Acute adrenal insufficiency is less common but can also cause unconsciousness. Such a person is however, in the most immediate danger of dying. The adrenal gland produces aldosterone and cortisol hormones that allow the body to adapt to stress and are vital to survival. When there is a lack of these hormones, the body is less able to adapt to stressful situations, and this causes symptoms of adrenal insufficiency. Acute adrenal insufficiency can lead to death as result of peripheral vascular collapse (shock) and ventricular asystole (cardiac arrest).

The major predisposing factor in all cases of adrenal insufficiency is lack of glucocorticosteroid hormones. Insufficiency can result from sudden withdrawal of steroids from a patient who has primary adrenal insufficiency, or sudden withdrawal of steroids from a patient with normal adrenal cortices but with a secondary insufficiency. Administration of exogenous glucocorticosteroids is the most common cause of adrenal insufficiency. Little and Falace state that many patients taking steroids require supplemental steroids in the presence of illness, infection, surgery, or extreme stress. Susceptible patients should receive exogenous glucocorticosteroid coverage before, during and after stressful situations and care should be taken to reduce stress as much as possible. Little and Falace also advise that when treating patients with a history of steroid use, it is better to "overtreat" with additional steroids than to risk acute adrenal crisis because over short periods of time, increased amounts of steroids are safe.6 According to Malamed, a person who has taken exogenous glucocorticosteroid hormones may not recover normal adrenal function for nine months to two years, and a patient who falls under the Rule of Twos is the most susceptible.3

Clinical manifestations of acute adrenal insufficiency that should be considered very serious, especially in a susceptible individual include mental confusion, muscle weakness, intense pain in the abdomen, lower back and legs, signs of hypoglycemia, extreme fatigue, and episodes of syncope. A person with acute adrenal insufficiency may progress into coma and death, so immediate attention is critical.
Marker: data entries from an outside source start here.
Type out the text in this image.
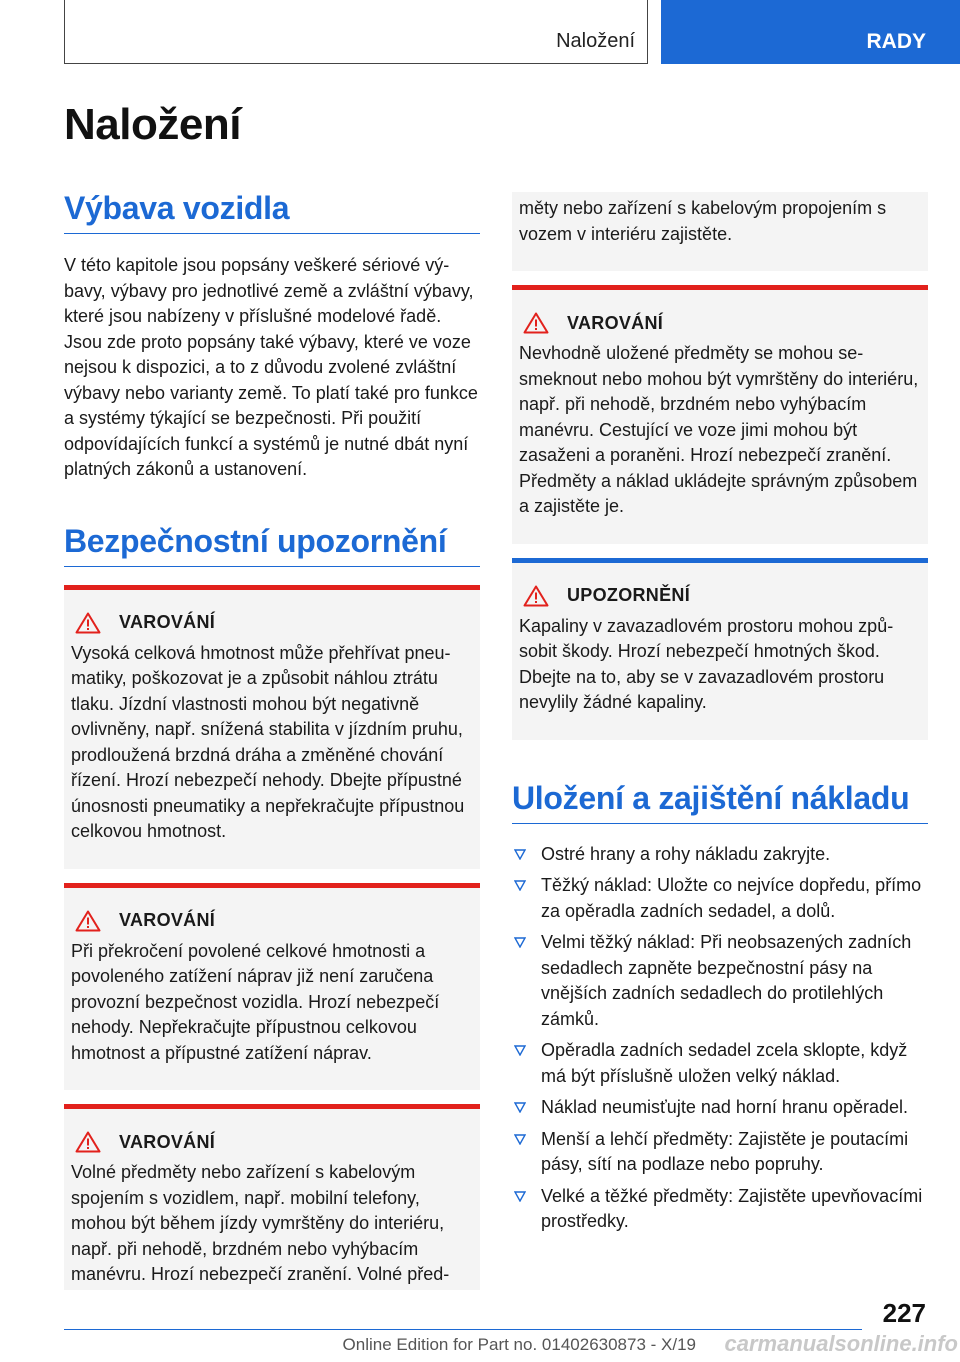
Naložení	RADY
Naložení
Výbava vozidla

V této kapitole jsou popsány veškeré sériové výbavy, výbavy pro jednotlivé země a zvláštní výbavy, které jsou nabízeny v příslušné modelové řadě. Jsou zde proto popsány také výbavy, které ve voze nejsou k dispozici, a to z důvodu zvolené zvláštní výbavy nebo varianty země. To platí také pro funkce a systémy týkající se bezpečnosti. Při použití odpovídajících funkcí a systémů je nutné dbát nyní platných zákonů a ustanovení.

Bezpečnostní upozornění
VAROVÁNÍ

Vysoká celková hmotnost může přehřívat pneumatiky, poškozovat je a způsobit náhlou ztrátu tlaku. Jízdní vlastnosti mohou být negativně ovlivněny, např. snížená stabilita v jízdním pruhu, prodloužená brzdná dráha a změněné chování řízení. Hrozí nebezpečí nehody. Dbejte přípustné únosnosti pneumatiky a nepřekračujte přípustnou celkovou hmotnost.

VAROVÁNÍ

Při překročení povolené celkové hmotnosti a povoleného zatížení náprav již není zaručena provozní bezpečnost vozidla. Hrozí nebezpečí nehody. Nepřekračujte přípustnou celkovou hmotnost a přípustné zatížení náprav.

VAROVÁNÍ

Volné předměty nebo zařízení s kabelovým spojením s vozidlem, např. mobilní telefony, mohou být během jízdy vymrštěny do interiéru, např. při nehodě, brzdném nebo vyhýbacím manévru. Hrozí nebezpečí zranění. Volné před-

měty nebo zařízení s kabelovým propojením s vozem v interiéru zajistěte.

VAROVÁNÍ

Nevhodně uložené předměty se mohou sesmeknout nebo mohou být vymrštěny do interiéru, např. při nehodě, brzdném nebo vyhýbacím manévru. Cestující ve voze jimi mohou být zasaženi a poraněni. Hrozí nebezpečí zranění. Předměty a náklad ukládejte správným způsobem a zajistěte je.

UPOZORNĚNÍ

Kapaliny v zavazadlovém prostoru mohou způsobit škody. Hrozí nebezpečí hmotných škod. Dbejte na to, aby se v zavazadlovém prostoru nevylily žádné kapaliny.

Uložení a zajištění nákladu
Ostré hrany a rohy nákladu zakryjte.
Těžký náklad: Uložte co nejvíce dopředu, přímo za opěradla zadních sedadel, a dolů.
Velmi těžký náklad: Při neobsazených zadních sedadlech zapněte bezpečnostní pásy na vnějších zadních sedadlech do protilehlých zámků.
Opěradla zadních sedadel zcela sklopte, když má být příslušně uložen velký náklad.
Náklad neumisťujte nad horní hranu opěradel.
Menší a lehčí předměty: Zajistěte je poutacími pásy, sítí na podlaze nebo popruhy.
Velké a těžké předměty: Zajistěte upevňovacími prostředky.
227
Online Edition for Part no. 01402630873 - X/19 carmanualsonline.info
Management of a conscious patient follows the basic guidelines for treatment of medical emergency with the addition of administering oxygen and glucocorticosteroid from the patient's emergency kit, if available, or from the office emergency kit, if it is included. Medical assistance should be summoned immediately and basic life support provided. Airway maintenance and oxygen are required in virtually all cases and transfer to the hospital is most likely necessary.